Hundreds of students and staffers at two Los Angeles universities were ordered to be quarantined on campus or sent home Thursday due to possible exposure to the measles.
Officials with the University of California, Los Angeles, and California State University, Los Angeles, have been working with state officials to identify and contact students and staff who may have been exposed to measles this month, The New York Times reported.
UCLA officials said Wednesday that there were 119 students and eight faculty members under quarantine, KTLA-TV reported.
Officials with Cal State LA told KTLA that 71 students and 127 staff members were quarantined after it was confirmed that a person with the measles visited a campus library April 11. The library receives about 2,000 visitors a day, so the number of those exposed wasn’t immediately known, KTLA reported.
Those who are quarantined must provide immunization records or undergo a blood test to prove immunity.

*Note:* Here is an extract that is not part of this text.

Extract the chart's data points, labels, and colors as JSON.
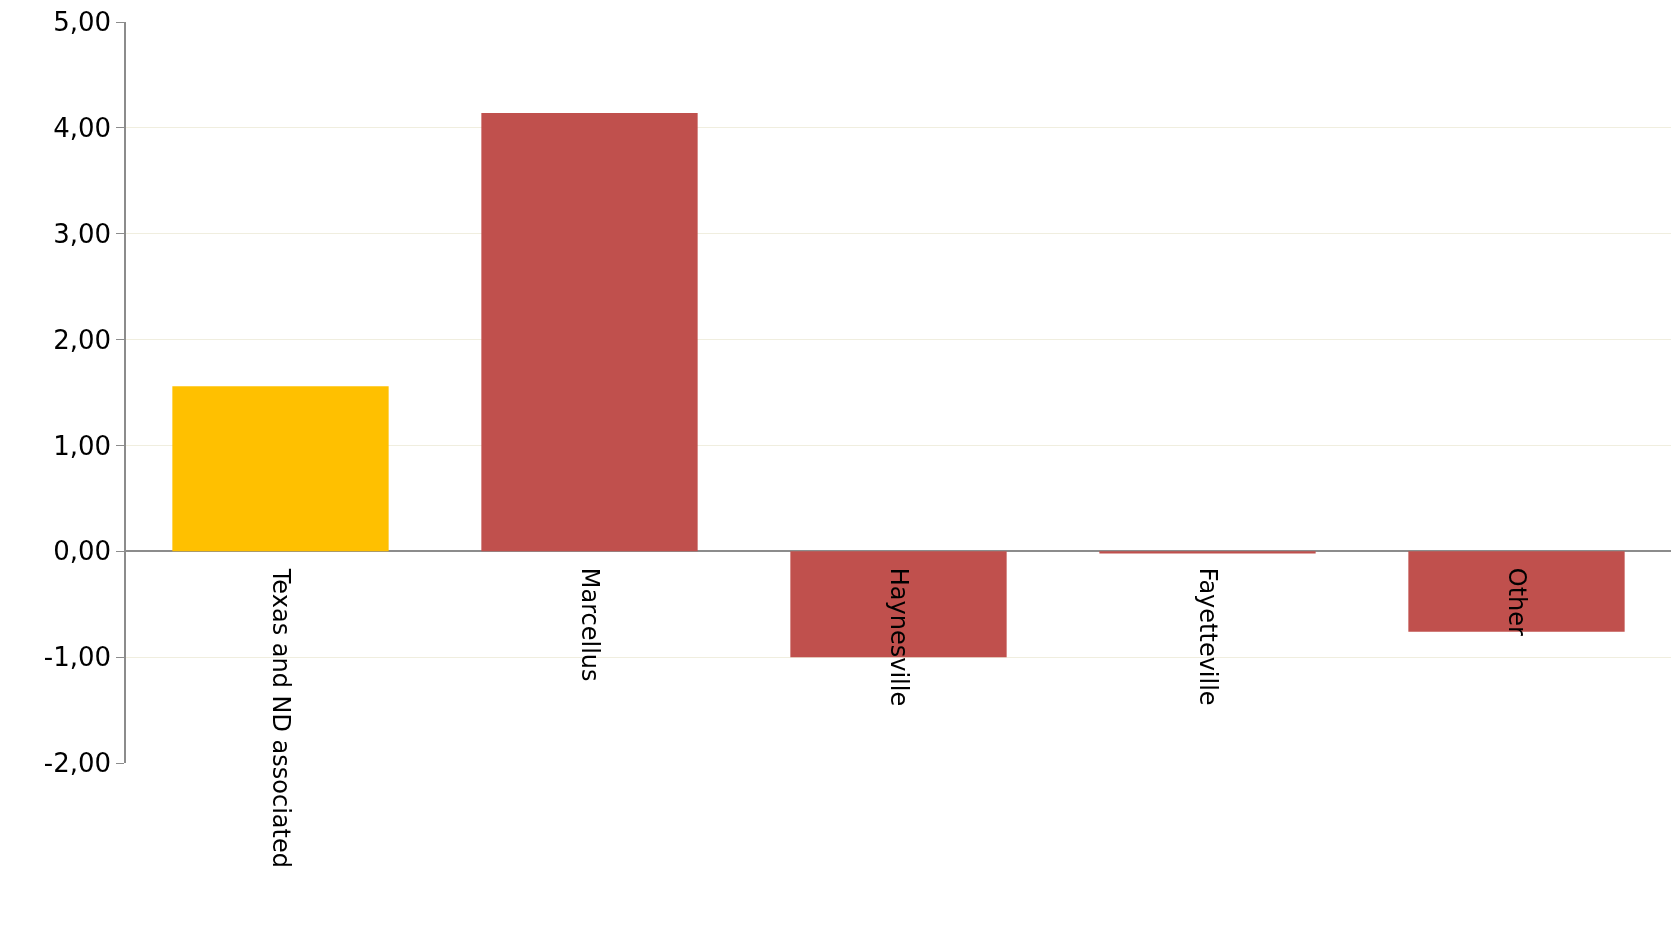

In most cases, the measles causes fever, runny nose, cough and a rash all over the body, according to the Centers for Disease Control and Prevention. The measles can cause rare, but serious complications such as pneumonia and a dangerous swelling of the brain.
As of Wednesday, the number of confirmed measles cases in the United States is at its highest -- 695 -- since the disease was declared eliminated from this country in 2000, according to the CDC.
The CDC recommends the vaccine for everyone over a year old, except for people who had the disease as children.